Junge Beschäftigte verlieren den Glauben an ihre beruflichen Chancen in der Zukunft, weil sich ihre Situation im Betrieb und in der Arbeitswelt verschlechtert hat.
Trotz oftmals unsicherer Arbeitsverhältnisse sind Jugendliche traditionell zufriedener als ältere Beschäftigte. Aktuell liegt der Arbeitsklima Index der 15- bis 25-Jährigen bei 109 Punkten – um drei Punkte höher wie der Indexwert aller Beschäftigten in Österreich, aber so tief wie in den letzten zehn Jahren nicht. Verantwortlich dafür ist die gesunkene Zufriedenheit mit der Situation im Betrieb und mit der Arbeitssituation generell.
Waren 2014 noch 68 Prozent der Jugendlichen mit der sozialen Einstellung ihres Betriebs gegenüber den Beschäftigten zufrieden, so sind es ein Jahr später nur noch 59 Prozent. Auch die Zufriedenheit mit dem Führungsstil der Vorgesetzten ist innerhalb eines Jahres um fünf Prozentpunkte auf 67 Prozent gesunken. Mit Art und Inhalt der eigenen beruflichen Tätigkeit waren 2015 nur mehr 72 Prozent der 15- bis 25-jährigen Beschäftigten zufrieden – 2014 waren es noch 79 Prozent gewesen.
Auch die betrieblichen Rahmenbedingungen werden immer schlechter bewertet, weil Jugendliche innerbetrieblich zunehmend unter Druck geraten: 67 Prozent – und damit um acht Prozentpunkte weniger als ein Jahr zuvor – sind mit der Arbeitszeitregelung im eigenen Betrieb zufrieden. 39 Prozent fühlen sich durch den ständigen Arbeitsdruck zumindest mittel belastet, 48 Prozent durch den Zeitdruck in der Arbeit.
Auch der Zukunftsoptimismus der jungen Menschen ist zurückgegangen: Sie haben zwar immer noch optimistischere Erwartungen an die Zukunft als ältere Beschäftigte, der Indexwert ist aber innerhalb eines Jahres von 65 auf 62 Punkte gesunken. Zum Vergleich: Über 45-Jährige erreichen nur einen Wert von 47 Punkten.
Die Sicht der Beschäftigten wird in wirtschafts- und sozialpolitischen Diskussionen viel zu wenig berücksichtigt. Auch, weil es vermeintlich zu wenig gesicherte Daten dazu gibt. Der Österreichische Arbeitsklima Index liefert seit 18 Jahren diese Daten und ist so ein Maßstab für den wirtschaftlichen und sozialen Wandel aus Sicht der Arbeitnehmer/-innen. Er untersucht deren Einschätzung hinsichtlich Gesellschaft, Betrieb, Arbeit und Erwartungen. Der Arbeitsklima Index erfasst die subjektive Dimension und erweitert so das Wissen über wirtschaftliche Entwicklungen und ihre Folgen für die Gesellschaft.
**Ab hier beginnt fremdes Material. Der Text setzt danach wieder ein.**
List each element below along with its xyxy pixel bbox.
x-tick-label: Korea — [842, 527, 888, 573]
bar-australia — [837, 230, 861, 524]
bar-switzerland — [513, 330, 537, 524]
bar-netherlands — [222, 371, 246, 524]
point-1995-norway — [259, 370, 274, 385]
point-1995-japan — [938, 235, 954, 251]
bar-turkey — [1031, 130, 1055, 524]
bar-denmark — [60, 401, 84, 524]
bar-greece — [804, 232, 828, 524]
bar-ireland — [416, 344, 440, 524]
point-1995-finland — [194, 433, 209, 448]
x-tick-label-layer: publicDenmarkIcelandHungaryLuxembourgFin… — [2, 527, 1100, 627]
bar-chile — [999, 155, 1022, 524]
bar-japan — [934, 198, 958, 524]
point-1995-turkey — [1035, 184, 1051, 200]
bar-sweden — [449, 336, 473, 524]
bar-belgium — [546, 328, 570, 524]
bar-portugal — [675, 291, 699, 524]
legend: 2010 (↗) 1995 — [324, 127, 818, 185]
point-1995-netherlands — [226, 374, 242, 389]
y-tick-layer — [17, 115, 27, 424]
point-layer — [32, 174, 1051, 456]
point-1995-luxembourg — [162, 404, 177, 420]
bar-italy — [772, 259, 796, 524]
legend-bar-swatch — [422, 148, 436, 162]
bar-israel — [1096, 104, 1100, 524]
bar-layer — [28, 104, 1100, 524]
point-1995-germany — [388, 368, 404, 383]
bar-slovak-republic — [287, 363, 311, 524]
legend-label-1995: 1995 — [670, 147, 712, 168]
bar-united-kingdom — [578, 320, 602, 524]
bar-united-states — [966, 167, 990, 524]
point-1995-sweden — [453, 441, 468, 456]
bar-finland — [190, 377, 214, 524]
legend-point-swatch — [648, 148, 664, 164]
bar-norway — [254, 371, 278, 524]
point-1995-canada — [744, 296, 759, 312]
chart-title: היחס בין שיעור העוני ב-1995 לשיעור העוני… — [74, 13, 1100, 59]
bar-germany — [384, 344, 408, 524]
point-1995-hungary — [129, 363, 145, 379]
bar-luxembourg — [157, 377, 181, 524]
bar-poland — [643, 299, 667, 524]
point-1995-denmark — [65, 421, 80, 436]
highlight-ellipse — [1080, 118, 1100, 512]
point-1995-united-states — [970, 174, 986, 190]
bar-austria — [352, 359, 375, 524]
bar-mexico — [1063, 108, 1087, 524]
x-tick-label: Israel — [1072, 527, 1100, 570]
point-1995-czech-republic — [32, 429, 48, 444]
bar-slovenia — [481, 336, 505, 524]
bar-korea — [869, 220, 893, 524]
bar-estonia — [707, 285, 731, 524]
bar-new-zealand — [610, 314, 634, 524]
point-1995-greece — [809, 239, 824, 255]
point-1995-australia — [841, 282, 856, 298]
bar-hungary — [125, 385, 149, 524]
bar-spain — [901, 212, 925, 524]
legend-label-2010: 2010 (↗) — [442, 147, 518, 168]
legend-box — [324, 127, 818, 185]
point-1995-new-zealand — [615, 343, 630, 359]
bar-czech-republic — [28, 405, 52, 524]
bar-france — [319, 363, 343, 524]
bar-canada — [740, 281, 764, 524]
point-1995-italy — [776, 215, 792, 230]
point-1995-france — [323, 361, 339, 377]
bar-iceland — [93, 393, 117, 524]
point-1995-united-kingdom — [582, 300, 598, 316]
Die Berechnung des Arbeitsklima Index beruht auf vierteljährlichen Umfragen unter österreichischen Arbeitnehmern/-innen. Die Stichprobe von rund 4.000 Befragten pro Jahr ist repräsentativ ausgewählt, so dass daraus relevante Schlüsse für die Befindlichkeit aller Arbeitnehmer/-innen gezogen werden können. Der Arbeitsklima Index wird seit dem Frühjahr 1997 zweimal jährlich berechnet. Ergänzend gibt es Sonderauswertungen.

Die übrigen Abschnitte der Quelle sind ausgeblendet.